On March 31, 1989, the space-obsessed Branson and a co-pilot took off in a hot air balloon designed to look like a flying saucer, otherworldly flashing lights and all. Their plan was to take a short flight and land in Hyde Park as a promotional stunt, but uncooperative winds transformed their short flight into a War of the Worlds-style public panic. As they hovered over highway M25 the traffic stopped cold, with scores of panicked motorists bailing from their cars to ring the local constabulary from emergency roadside phones. One woman was so taken aback by the "invasion" that she stood in front of the window of her apartment describing the slow-moving craft to a radio station while completely forgetting that she was nude.
Either in hopes of finding additional confusedly naked females or the possibility of breaking out their best one-liners while fending off an alien invasion with their billy clubs ("I guess you won't be ... sticking around."), British police kicked into immediate action. As the UFO came to its eventual landing spot, bobbies timidly approached, truncheons drawn and ready to give E.T. a jolly good whack on his elongated noggin.

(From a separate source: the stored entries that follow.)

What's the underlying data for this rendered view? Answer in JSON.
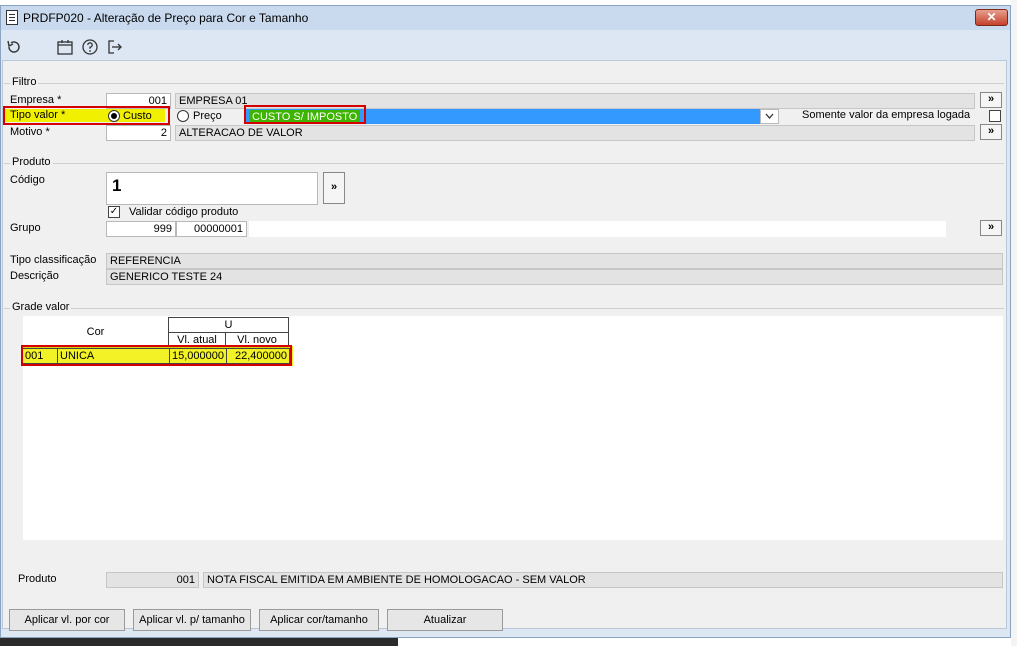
{
  "window": {
    "title": "PRDFP020 - Alteração de Preço para Cor e Tamanho",
    "close_glyph": "✕"
  },
  "toolbar": {
    "icons": [
      "undo-icon",
      "calendar-icon",
      "help-icon",
      "exit-icon"
    ]
  },
  "filtro": {
    "title": "Filtro",
    "empresa_label": "Empresa *",
    "empresa_code": "001",
    "empresa_name": "EMPRESA 01",
    "tipo_valor_label": "Tipo valor *",
    "custo_label": "Custo",
    "preco_label": "Preço",
    "tipo_select_value": "CUSTO S/ IMPOSTO",
    "somente_label": "Somente valor da empresa logada",
    "motivo_label": "Motivo *",
    "motivo_code": "2",
    "motivo_name": "ALTERACAO DE VALOR",
    "lookup_glyph": "»"
  },
  "produto": {
    "title": "Produto",
    "codigo_label": "Código",
    "codigo_value": "1",
    "validar_label": "Validar código produto",
    "grupo_label": "Grupo",
    "grupo_code": "999",
    "grupo_num": "00000001",
    "tipo_class_label": "Tipo classificação",
    "tipo_class_value": "REFERENCIA",
    "descricao_label": "Descrição",
    "descricao_value": "GENERICO TESTE 24"
  },
  "grade": {
    "title": "Grade valor",
    "col_cor": "Cor",
    "col_size": "U",
    "col_atual": "Vl. atual",
    "col_novo": "Vl. novo",
    "rows": [
      {
        "code": "001",
        "name": "UNICA",
        "atual": "15,000000",
        "novo": "22,400000"
      }
    ]
  },
  "footer": {
    "produto_label": "Produto",
    "produto_code": "001",
    "produto_desc": "NOTA FISCAL EMITIDA EM AMBIENTE DE HOMOLOGACAO - SEM VALOR"
  },
  "buttons": {
    "aplicar_cor": "Aplicar vl. por cor",
    "aplicar_tamanho": "Aplicar vl. p/ tamanho",
    "aplicar_cor_tamanho": "Aplicar cor/tamanho",
    "atualizar": "Atualizar"
  },
  "colors": {
    "highlight_yellow": "#f0f000",
    "select_blue": "#3399ff",
    "select_green": "#3cb400",
    "red_annotation": "#d40000"
  }
}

That's when an honest-to-goodness E.T. did pop out -- accompanied by plumes of smoke -- and the police promptly shat themselves and ran away.
That isn't a joke, by the way. In addition to his co-pilot, Branson had dragged aboard a dwarf in an alien costume (along with shit-tons of dry ice) for the express purpose of scaring the hell out of whoever happened to be nearby after their landing. When your prank checklist includes "hire a dwarf" and "rent a dwarf-sized alien costume," you know you've hit the level of either true genius or horrible, horrible person.